The International Archives of the Photogrammetry, Remote Sensing and Spatial Information Sciences
Publications Copernicus
Download
Citation
Articles | Volume XL-4/W3
Int. Arch. Photogramm. Remote Sens. Spatial Inf. Sci., XL-4/W3, 63–69, 2013
https://doi.org/10.5194/isprsarchives-XL-4-W3-63-2013
Int. Arch. Photogramm. Remote Sens. Spatial Inf. Sci., XL-4/W3, 63–69, 2013
https://doi.org/10.5194/isprsarchives-XL-4-W3-63-2013

  13 Nov 2013

13 Nov 2013

Key Spatial Relations-based Focused Crawling (KSRs-FC) for Borderlands Situation Analysis

D. Y. Hou1,2, H. Wu2, J. Chen2, and R. Li2 D. Y. Hou et al.
  • 1School of Environment Science and Spatial Informatics , China University of Mining and Technology, Xuzhou,Jiangsu,221116, China
  • 2National Geomatics Center of China, 28 Lianhuachi West Road, Beijing 100830, China

Keywords: Focused Crawling, Place Names, Web Information Collection, Borderlands Situation Analysis, Relevance Calculation, Spatial Relations

Abstract. Place names play an important role in Borderlands Situation topics, while current focused crawling methods treat them in the same way as other common keywords, which may lead to the omission of many useful web pages.

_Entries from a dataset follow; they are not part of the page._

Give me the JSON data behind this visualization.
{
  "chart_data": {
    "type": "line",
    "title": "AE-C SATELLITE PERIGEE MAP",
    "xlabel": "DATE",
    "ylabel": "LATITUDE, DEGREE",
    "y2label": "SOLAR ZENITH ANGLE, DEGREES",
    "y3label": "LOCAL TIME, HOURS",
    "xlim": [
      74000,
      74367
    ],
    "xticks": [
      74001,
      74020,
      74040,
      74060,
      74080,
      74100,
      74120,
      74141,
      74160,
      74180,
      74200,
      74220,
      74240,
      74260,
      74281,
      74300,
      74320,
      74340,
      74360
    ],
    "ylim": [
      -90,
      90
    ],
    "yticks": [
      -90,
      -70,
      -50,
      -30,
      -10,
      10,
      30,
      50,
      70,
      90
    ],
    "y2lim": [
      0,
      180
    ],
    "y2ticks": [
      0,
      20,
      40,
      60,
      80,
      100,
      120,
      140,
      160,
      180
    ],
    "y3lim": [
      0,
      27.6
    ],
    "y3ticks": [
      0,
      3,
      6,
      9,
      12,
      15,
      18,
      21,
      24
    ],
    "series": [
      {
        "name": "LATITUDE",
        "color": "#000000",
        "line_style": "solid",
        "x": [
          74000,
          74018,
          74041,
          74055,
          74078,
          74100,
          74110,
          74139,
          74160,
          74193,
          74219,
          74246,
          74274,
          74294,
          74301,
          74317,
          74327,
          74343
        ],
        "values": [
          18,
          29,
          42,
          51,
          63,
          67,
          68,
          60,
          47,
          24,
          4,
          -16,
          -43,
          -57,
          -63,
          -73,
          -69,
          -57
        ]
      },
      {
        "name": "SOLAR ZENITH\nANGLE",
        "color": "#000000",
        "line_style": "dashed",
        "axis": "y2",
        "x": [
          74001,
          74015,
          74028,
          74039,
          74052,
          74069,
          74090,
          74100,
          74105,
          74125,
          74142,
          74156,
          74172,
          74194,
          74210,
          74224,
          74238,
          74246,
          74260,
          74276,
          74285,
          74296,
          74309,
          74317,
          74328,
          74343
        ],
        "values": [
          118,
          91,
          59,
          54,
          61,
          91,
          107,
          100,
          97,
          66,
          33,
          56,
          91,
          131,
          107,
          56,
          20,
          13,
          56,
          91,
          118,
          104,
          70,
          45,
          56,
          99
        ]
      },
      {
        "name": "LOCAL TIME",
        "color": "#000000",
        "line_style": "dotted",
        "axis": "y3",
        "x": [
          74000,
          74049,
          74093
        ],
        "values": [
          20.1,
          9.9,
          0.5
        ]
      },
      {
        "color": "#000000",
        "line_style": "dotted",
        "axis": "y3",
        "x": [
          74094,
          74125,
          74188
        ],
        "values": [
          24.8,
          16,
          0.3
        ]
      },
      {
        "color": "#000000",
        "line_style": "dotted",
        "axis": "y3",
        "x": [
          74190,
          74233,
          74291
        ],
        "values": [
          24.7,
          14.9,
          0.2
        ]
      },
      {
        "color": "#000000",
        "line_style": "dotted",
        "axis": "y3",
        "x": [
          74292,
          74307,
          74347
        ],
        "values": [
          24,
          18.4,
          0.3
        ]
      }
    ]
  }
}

In the paper, place names in web pages and their spatial relations were firstly discussed. Then, a focused crawling method named KSRs-FC was proposed to deal with the collection of situation information about borderlands. In this method, place names and common keywords were represented separately, and some of the spatial relations related to web pages crawling were used in the relevance calculation between the given topic and web pages. Furthermore, an information collection system for borderlands situation analysis was developed based on KSRs-FC. Finally, F-Score method was adopted to quantitatively evaluate this method by comparing with traditional method. Experimental results showed that the F-Score value of the proposed method increased by 11% compared to traditional method with the same sample data. Obviously, KSRs-FC method can effectively reduce the misjudgement of relevant webpages.